EXCEEDINGLY WELL MADE,” SAID the man who was running a warm cloth over Edward’s face, “a work of art, I would say — a surpassingly, unbelievably dirty work of art, but art nonetheless. And dirt can be dealt with. Just as your broken head has been dealt with.”

Edward looked into the eyes of the man.

“Ah, there you are,” the man said. “I can see that you are listening now. Your head was broken. I fixed it. I brought you back from the world of the dead.”

My heart, thought Edward, my heart is broken.

“No, no. No need to thank me,” the man said. “It’s my job, quite literally. Allow me to introduce myself. I am Lucius Clarke, doll mender. Your head . . . may I tell you? Will it upset you? Well, I always say the truth must be met head-on, no pun intended. Your head, young sir, was in twenty-one pieces.”

Twenty-one pieces? Edward repeated mindlessly.

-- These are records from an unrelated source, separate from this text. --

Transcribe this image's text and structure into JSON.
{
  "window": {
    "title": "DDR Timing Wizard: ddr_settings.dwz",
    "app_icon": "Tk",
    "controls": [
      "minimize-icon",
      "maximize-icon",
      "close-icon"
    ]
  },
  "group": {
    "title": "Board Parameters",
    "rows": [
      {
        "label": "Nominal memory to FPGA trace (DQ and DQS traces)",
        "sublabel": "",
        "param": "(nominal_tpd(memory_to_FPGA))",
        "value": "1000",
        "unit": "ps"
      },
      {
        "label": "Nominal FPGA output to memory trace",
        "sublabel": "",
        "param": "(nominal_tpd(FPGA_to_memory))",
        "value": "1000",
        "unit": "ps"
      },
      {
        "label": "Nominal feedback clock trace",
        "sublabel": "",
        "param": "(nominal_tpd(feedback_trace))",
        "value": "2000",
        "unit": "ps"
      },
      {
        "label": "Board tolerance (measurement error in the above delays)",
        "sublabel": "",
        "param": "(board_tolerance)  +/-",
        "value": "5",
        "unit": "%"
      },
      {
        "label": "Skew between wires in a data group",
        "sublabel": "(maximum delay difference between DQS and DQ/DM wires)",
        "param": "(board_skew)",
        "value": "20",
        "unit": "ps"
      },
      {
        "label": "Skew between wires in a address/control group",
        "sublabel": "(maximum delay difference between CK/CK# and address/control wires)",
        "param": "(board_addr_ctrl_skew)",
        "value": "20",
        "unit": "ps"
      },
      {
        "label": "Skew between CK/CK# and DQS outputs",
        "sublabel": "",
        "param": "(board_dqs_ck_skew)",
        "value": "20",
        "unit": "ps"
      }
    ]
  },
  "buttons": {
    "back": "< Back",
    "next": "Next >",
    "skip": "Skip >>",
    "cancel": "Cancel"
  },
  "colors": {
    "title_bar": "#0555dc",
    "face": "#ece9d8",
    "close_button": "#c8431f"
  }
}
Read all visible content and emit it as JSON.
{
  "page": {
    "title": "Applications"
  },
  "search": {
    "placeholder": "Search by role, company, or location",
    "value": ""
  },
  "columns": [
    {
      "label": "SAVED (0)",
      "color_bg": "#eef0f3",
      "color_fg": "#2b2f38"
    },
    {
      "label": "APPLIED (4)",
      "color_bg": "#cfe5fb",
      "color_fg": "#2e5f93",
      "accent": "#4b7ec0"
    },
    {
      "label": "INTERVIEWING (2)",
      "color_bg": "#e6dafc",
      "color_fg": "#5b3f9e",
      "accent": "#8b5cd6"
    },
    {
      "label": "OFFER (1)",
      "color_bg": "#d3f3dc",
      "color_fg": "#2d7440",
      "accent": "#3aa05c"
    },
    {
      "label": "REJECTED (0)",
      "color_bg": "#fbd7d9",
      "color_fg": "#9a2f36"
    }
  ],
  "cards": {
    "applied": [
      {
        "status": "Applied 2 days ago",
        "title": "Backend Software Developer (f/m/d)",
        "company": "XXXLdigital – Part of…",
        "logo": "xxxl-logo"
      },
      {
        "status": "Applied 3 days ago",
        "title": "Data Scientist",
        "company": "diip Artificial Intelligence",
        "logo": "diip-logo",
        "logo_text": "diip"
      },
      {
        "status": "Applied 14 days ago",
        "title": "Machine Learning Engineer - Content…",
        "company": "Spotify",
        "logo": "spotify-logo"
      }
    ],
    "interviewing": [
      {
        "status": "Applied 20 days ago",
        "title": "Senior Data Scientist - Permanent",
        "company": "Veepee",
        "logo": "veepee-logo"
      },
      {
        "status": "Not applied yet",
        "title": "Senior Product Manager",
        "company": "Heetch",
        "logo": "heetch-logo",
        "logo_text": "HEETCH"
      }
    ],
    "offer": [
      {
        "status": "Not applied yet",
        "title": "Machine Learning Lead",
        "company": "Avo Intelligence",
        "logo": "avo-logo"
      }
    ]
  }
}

Lucius Clarke nodded. “Twenty-one,” he said. “All modesty aside, I must admit that a lesser doll mender, a doll mender without my skills, might not have been able to rescue you. But let’s not speak of what might have been. Let us speak instead of what is. You are whole. You have been pulled back from the brink of oblivion by your humble servant, Lucius Clarke.” And here, Lucius Clarke put his hand on his chest and bowed deeply over Edward.

This was quite a speech to wake up to, and Edward lay on his back trying to absorb it. He was on a wooden table. He was in a room with sunshine pouring in from high windows. His head, apparently, had been in twenty-one pieces and now was put back together into one. He was not wearing a red suit. In fact, he had no clothes on at all. He was naked again. And he did not have wings.

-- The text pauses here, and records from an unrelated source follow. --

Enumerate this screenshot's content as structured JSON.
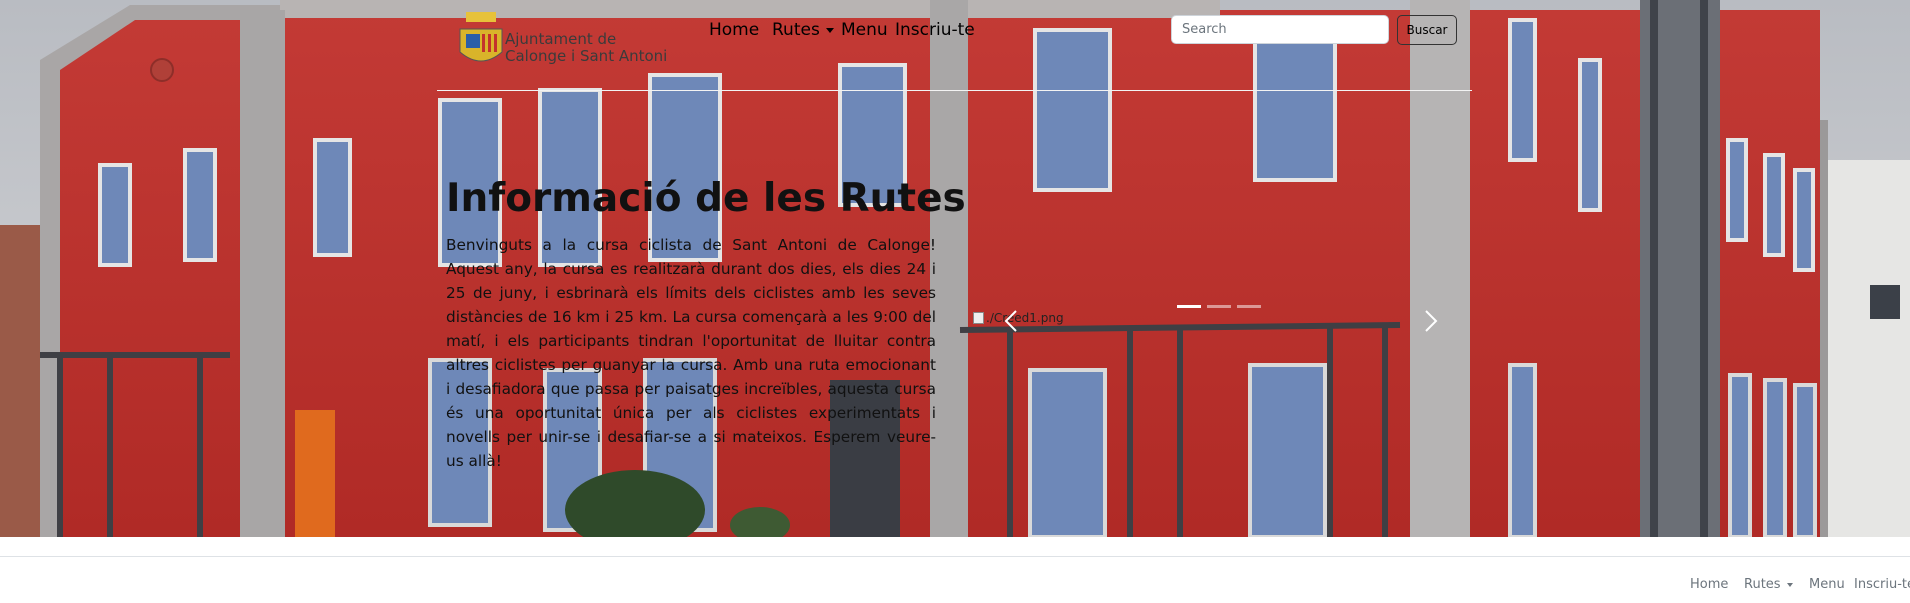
{
  "header": {
    "logo_line1": "Ajuntament de",
    "logo_line2": "Calonge i Sant Antoni",
    "nav": {
      "home": "Home",
      "rutes": "Rutes",
      "menu": "Menu",
      "inscriu": "Inscriu-te"
    },
    "search": {
      "placeholder": "Search",
      "value": "",
      "button_label": "Buscar"
    }
  },
  "hero": {
    "title": "Informació de les Rutes",
    "body": "Benvinguts a la cursa ciclista de Sant Antoni de Calonge! Aquest any, la cursa es realitzarà durant dos dies, els dies 24 i 25 de juny, i esbrinarà els límits dels ciclistes amb les seves distàncies de 16 km i 25 km. La cursa començarà a les 9:00 del matí, i els participants tindran l'oportunitat de lluitar contra altres ciclistes per guanyar la cursa. Amb una ruta emocionant i desafiadora que passa per paisatges increïbles, aquesta cursa és una oportunitat única per als ciclistes experimentats i novells per unir-se i desafiar-se a si mateixos. Esperem veure-us allà!"
  },
  "carousel": {
    "image_alt": "./Creed1.png",
    "active_slide": 1,
    "slide_count": 3,
    "prev_icon": "chevron-left-icon",
    "next_icon": "chevron-right-icon"
  },
  "footer": {
    "nav": {
      "home": "Home",
      "rutes": "Rutes",
      "menu": "Menu",
      "inscriu": "Inscriu-te"
    }
  },
  "colors": {
    "facade_red": "#c8312e",
    "window_blue": "#6e88b8",
    "footer_text": "#6c757d"
  }
}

And then he remembered: Bryce, the diner, Neal swinging him through the air.

Bryce.

“You are wondering, perhaps, about your young friend,” said Lucius, “the one with the continually running nose. Yes. He brought you here, weeping, begging for my assistance. ‘Put him together again,’ he said. ‘Put him back together.’

“I told him, I said, ‘Young sir, I am a businessman. I can put your rabbit back together again. For a price. The question is, can you pay this price?’ He could not. Of course, he could not. He said that he could not.

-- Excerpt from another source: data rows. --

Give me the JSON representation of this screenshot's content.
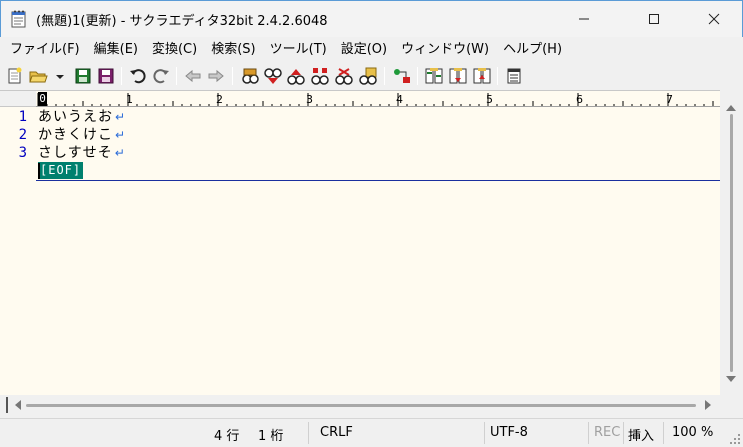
{
  "window": {
    "title": "(無題)1(更新) - サクラエディタ32bit 2.4.2.6048"
  },
  "menu": [
    "ファイル(F)",
    "編集(E)",
    "変換(C)",
    "検索(S)",
    "ツール(T)",
    "設定(O)",
    "ウィンドウ(W)",
    "ヘルプ(H)"
  ],
  "toolbar": {
    "icons": [
      "new-file-icon",
      "open-file-icon",
      "dropdown-icon",
      "save-icon",
      "save-all-icon",
      "undo-icon",
      "redo-icon",
      "back-icon",
      "forward-icon",
      "search-icon",
      "search-down-icon",
      "search-up-icon",
      "replace-icon",
      "clear-marks-icon",
      "grep-icon",
      "outline-icon",
      "compare-icon",
      "compare-next-icon",
      "compare-prev-icon",
      "window-list-icon"
    ]
  },
  "ruler": {
    "cursor_label": "0",
    "labels": [
      "1",
      "2",
      "3",
      "4",
      "5",
      "6",
      "7"
    ]
  },
  "editor": {
    "lines": [
      {
        "number": "1",
        "text": "あいうえお"
      },
      {
        "number": "2",
        "text": "かきくけこ"
      },
      {
        "number": "3",
        "text": "さしすせそ"
      }
    ],
    "eol_mark": "↵",
    "eof_label": "[EOF]"
  },
  "status": {
    "line": "4 行",
    "col": "1 桁",
    "newline": "CRLF",
    "encoding": "UTF-8",
    "rec": "REC",
    "insert_mode": "挿入",
    "zoom": "100 %"
  },
  "colors": {
    "editor_bg": "#fffbf0",
    "line_number": "#0000c0",
    "eof_bg": "#00806e",
    "eol": "#2a6bd8"
  }
}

“I told him then that he had two options. Only two. The first option being that he seek assistance elsewhere. Option two was that I would fix you to the very best of my considerable abilities and then you would become mine — his no longer, but mine.”

Here Lucius fell silent. He nodded, agreeing with himself. “Two options only,” he said. “And your friend chose option two. He gave you up so that you could be healed. Extraordinary, really.”

Bryce, thought Edward.

Lucius Clarke clapped his hands together. “But no worries, my friend. No worries. I fully intend to keep up my end of the bargain. I will restore you to what I perceive to be your former glory. You shall have rabbit-fur ears and a rabbit-fur tail. Your whiskers will be repaired and replaced, your eyes repainted to a bright and stunning blue. You will be clothed in the finest of suits.

“And then, someday, I will reap the return on my investment in you. All in good time. All in good time. In the doll business, we have a saying: there is real time and there is doll time. You, my fine friend, have entered doll time.”